It's a decent tool for allowing basic understanding. I read a story about a person who was a practicing heterosexual for years, never thought much about it... until his brother came out to him. Then, he started to wonder. It turned out that yes, he did prefer same-sex relationships. He would probably have been about a 4 on the scale.

I expect some people like him simply choose to live their lives as straight, maybe due to family, faith, fear of ostracism, personal prejudice, or because they want to have children.
 
It's scary and disheartening to me how many guys even in this day and age do the get married and have kids thing and then either live a life of denying what they really want or end up cheating on their partner to get what they really want.

Even worse if they have kids first.
 
Well, consider a choice that a hypothetical man in a conservative state and background might have to make. If he lives straight...

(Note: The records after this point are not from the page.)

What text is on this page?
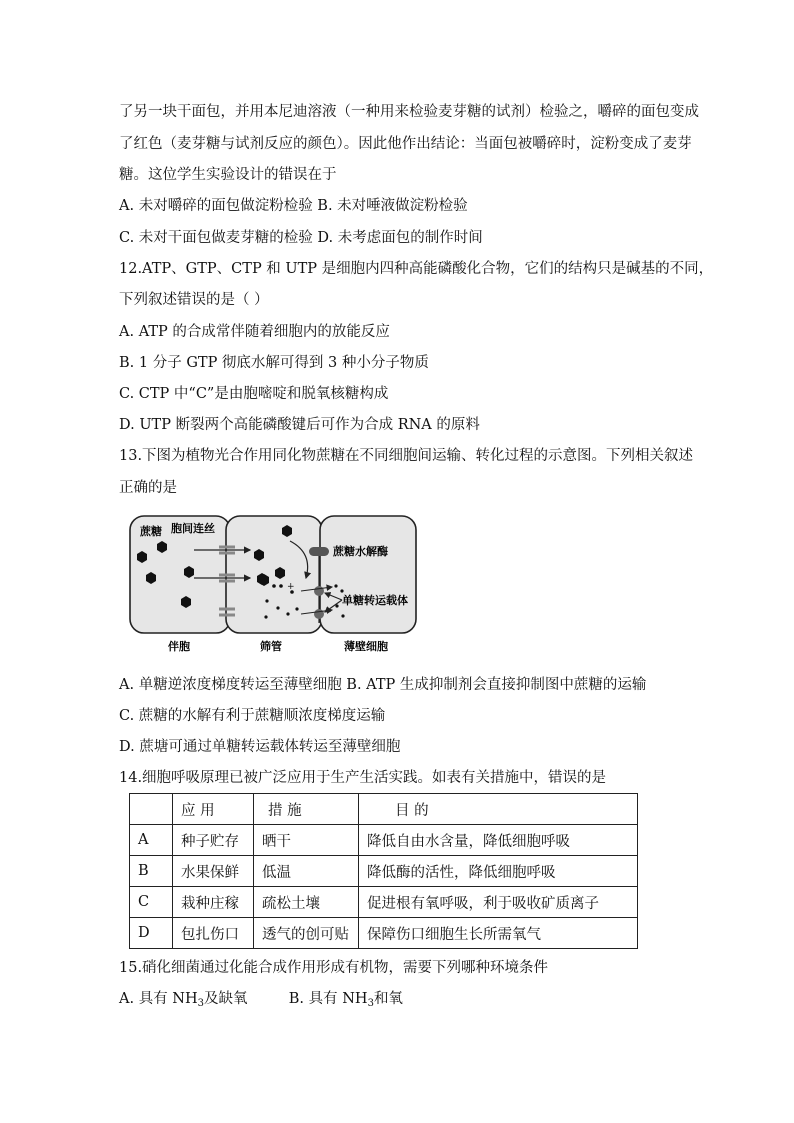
了另一块干面包，并用本尼迪溶液（一种用来检验麦芽糖的试剂）检验之，嚼碎的面包变成
了红色（麦芽糖与试剂反应的颜色）。因此他作出结论：当面包被嚼碎时，淀粉变成了麦芽
糖。这位学生实验设计的错误在于
A. 未对嚼碎的面包做淀粉检验 B. 未对唾液做淀粉检验
C. 未对干面包做麦芽糖的检验 D. 未考虑面包的制作时间
12.ATP、GTP、CTP 和 UTP 是细胞内四种高能磷酸化合物，它们的结构只是碱基的不同，
下列叙述错误的是（ ）
A. ATP 的合成常伴随着细胞内的放能反应
B. 1 分子 GTP 彻底水解可得到 3 种小分子物质
C. CTP 中“C”是由胞嘧啶和脱氧核糖构成
D. UTP 断裂两个高能磷酸键后可作为合成 RNA 的原料
13.下图为植物光合作用同化物蔗糖在不同细胞间运输、转化过程的示意图。下列相关叙述
正确的是
+
蔗糖 胞间连丝
蔗糖水解酶
单糖转运载体
伴胞	筛管	薄壁细胞
A. 单糖逆浓度梯度转运至薄壁细胞 B. ATP 生成抑制剂会直接抑制图中蔗糖的运输
C. 蔗糖的水解有利于蔗糖顺浓度梯度运输
D. 蔗塘可通过单糖转运载体转运至薄壁细胞
14.细胞呼吸原理已被广泛应用于生产生活实践。如表有关措施中，错误的是
	应 用	措 施	目 的
A	种子贮存	晒干	降低自由水含量，降低细胞呼吸
B	水果保鲜	低温	降低酶的活性，降低细胞呼吸
C	栽种庄稼	疏松土壤	促进根有氧呼吸，利于吸收矿质离子
D	包扎伤口	透气的创可贴	保障伤口细胞生长所需氧气
15.硝化细菌通过化能合成作用形成有机物，需要下列哪种环境条件
A. 具有 $NH_3$及缺氧	B. 具有 $NH_3$和氧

● He and his parents remain close. He doesn't have to fear isolation, rejection, or getting cut out of their will.
● He can continue to worship at the church he's always attended. Yes, some churches are LGBTQ affirming, but others at least require that a gay-oriented individual abstain from sex.

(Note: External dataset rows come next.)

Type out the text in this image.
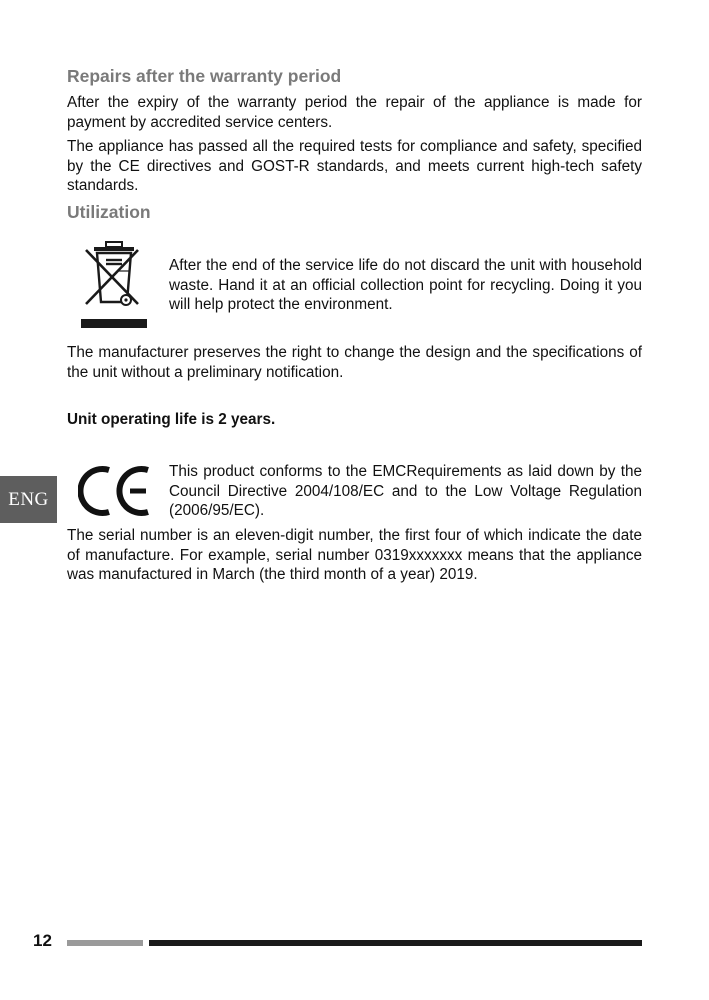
Repairs after the warranty period

After the expiry of the warranty period the repair of the appliance is made for payment by accredited service centers.

The appliance has passed all the required tests for compliance and safety, specified by the CE directives and GOST-R standards, and meets current high-tech safety standards.

Utilization

After the end of the service life do not discard the unit with household waste. Hand it at an official collection point for recycling. Doing it you will help protect the environment.

The manufacturer preserves the right to change the design and the specifications of the unit without a preliminary notification.

Unit operating life is 2 years.

This product conforms to the EMCRequirements as laid down by the Council Directive 2004/108/EC and to the Low Voltage Regulation (2006/95/EC).

The serial number is an eleven-digit number, the first four of which indicate the date of manufacture. For example, serial number 0319xxxxxxx means that the appliance was manufactured in March (the third month of a year) 2019.

ENG
12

● His buddies remain his buddies, no worries about ostracism or even harm (like if you're showering with other men and you happen to look the wrong way).
● He can have children without dealing with the extreme difficult and time consuming issue of adoption.

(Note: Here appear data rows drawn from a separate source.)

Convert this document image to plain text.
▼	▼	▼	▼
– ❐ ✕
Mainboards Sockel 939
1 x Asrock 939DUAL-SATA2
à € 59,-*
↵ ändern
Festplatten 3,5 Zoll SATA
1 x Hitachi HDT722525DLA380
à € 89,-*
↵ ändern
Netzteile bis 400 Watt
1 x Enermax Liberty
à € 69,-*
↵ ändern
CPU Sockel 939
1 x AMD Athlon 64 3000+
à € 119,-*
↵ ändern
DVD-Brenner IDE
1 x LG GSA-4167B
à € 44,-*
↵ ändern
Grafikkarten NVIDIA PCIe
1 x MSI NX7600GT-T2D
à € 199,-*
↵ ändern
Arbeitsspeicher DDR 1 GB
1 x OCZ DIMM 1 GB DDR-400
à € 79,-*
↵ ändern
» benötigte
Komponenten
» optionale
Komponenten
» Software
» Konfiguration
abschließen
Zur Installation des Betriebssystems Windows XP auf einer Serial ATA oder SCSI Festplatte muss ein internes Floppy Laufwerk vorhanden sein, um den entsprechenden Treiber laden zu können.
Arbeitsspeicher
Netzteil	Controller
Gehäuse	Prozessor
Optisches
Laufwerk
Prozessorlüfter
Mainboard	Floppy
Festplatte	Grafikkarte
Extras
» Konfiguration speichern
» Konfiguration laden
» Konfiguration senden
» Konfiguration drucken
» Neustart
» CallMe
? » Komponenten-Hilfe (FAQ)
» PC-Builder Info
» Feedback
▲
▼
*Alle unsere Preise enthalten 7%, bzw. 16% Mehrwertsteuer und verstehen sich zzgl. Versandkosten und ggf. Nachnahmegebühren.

● And because he goes both ways, he can make sex with a woman work, even if he doesn't find it as fulfilling.
● He might understand on some level that staying closeted might hurt other LGBTQ people who are trying to stand up for their rights, but he doesn't want to suffer for an ideal. He just wants to do his job, raise his kids, live his life.

I can totally understand such a person remaining closeted, and I hope you can as well.
 
I never said I was blaming them, just that I found it scary and disheartening and I hope at some point in the future it will no longer be an issue. Society has given them a Kobayashi Maru.
 
The kids problem will remain, for males anyway. With legalized abortion, legitimized single motherhood, and reliable and readily available birth control... adopting kids isn't near as easy as it used to be.